Carrying extra weight increases both friction and insulin resistance, making it one of the strongest overall risk factors for developing multiple skin tags. More body fat, particularly around the neck and torso, means more skin-on-skin contact and more mechanical irritation. At the same time, excess fat tissue contributes to higher circulating insulin levels. These two mechanisms reinforce each other, which is why weight loss often slows or stops the formation of new tags even if it doesn’t shrink existing ones.

When a Skin Tag Needs a Closer Look

Skin tags themselves are harmless. But not every small growth on your neck is necessarily a skin tag. Keep an eye out for any growth that changes color unevenly, has irregular or ragged borders, grows rapidly, bleeds without being snagged, or looks noticeably different from your other tags.
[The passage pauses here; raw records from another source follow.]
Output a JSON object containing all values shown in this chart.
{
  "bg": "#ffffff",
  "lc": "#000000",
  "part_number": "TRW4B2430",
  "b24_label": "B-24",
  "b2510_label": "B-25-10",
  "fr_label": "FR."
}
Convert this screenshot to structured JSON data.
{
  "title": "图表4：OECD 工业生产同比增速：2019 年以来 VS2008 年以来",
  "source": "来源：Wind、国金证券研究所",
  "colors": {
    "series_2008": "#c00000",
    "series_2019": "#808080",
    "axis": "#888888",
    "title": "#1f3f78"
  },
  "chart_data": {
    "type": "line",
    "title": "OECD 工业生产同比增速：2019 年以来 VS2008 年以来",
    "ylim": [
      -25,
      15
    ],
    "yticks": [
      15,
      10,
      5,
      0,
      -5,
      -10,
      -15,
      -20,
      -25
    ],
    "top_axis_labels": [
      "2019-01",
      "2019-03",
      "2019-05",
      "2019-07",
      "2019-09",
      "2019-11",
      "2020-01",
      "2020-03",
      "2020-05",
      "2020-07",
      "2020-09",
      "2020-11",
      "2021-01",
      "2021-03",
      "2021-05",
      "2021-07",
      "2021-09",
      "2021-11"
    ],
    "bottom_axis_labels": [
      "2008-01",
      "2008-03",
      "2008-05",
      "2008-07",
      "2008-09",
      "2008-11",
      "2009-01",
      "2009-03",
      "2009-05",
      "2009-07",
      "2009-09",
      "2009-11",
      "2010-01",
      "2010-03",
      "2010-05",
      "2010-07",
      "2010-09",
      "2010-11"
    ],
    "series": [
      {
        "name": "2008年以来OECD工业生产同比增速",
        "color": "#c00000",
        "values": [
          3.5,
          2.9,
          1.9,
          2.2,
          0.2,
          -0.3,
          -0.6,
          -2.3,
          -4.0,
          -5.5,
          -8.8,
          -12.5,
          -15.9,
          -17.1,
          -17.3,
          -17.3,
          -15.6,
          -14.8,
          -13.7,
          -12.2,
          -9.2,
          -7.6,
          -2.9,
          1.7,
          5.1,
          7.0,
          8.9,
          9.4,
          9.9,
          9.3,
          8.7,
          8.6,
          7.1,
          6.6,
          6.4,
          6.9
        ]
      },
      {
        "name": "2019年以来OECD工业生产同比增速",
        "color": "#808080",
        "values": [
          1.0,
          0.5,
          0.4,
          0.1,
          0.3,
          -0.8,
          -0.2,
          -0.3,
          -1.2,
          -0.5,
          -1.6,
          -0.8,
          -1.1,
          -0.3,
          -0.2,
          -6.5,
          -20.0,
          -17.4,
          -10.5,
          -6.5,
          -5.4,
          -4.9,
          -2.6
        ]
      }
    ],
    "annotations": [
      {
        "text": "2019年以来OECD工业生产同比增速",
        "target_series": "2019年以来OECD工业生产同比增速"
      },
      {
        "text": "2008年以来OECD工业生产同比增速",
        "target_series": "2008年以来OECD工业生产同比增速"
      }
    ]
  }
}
These features overlap with the warning signs for skin cancer: asymmetry, irregular borders, varied color, a diameter larger than a pencil eraser, and any evolution in appearance over time. A growth that checks any of those boxes is worth having a dermatologist examine and potentially biopsy.

How Skin Tags Are Removed

If your neck tags snag on jewelry, get rubbed raw by collars, or simply bother you cosmetically, removal is straightforward. The most common in-office methods are freezing (using liquid nitrogen applied with a spray or cotton swab), burning with a small electrical device, or snipping with sterile scissors. All three are quick and typically done without significant anesthesia.

With freezing, the treated spot turns red and may blister, then forms a scab that heals within one to three weeks. Any mild pain generally fades within about three days. Snipping and burning heal on similar timelines. The procedures don’t prevent new tags from forming, though. If the underlying causes (friction, insulin levels, weight) remain unchanged, new tags will likely appear over time in the same areas.

Removing tags at home with string, nail clippers, or over-the-counter freezing kits carries a real risk of infection, scarring, and incomplete removal, especially on visible areas like the neck. A dermatologist or primary care provider can handle multiple tags in a single visit.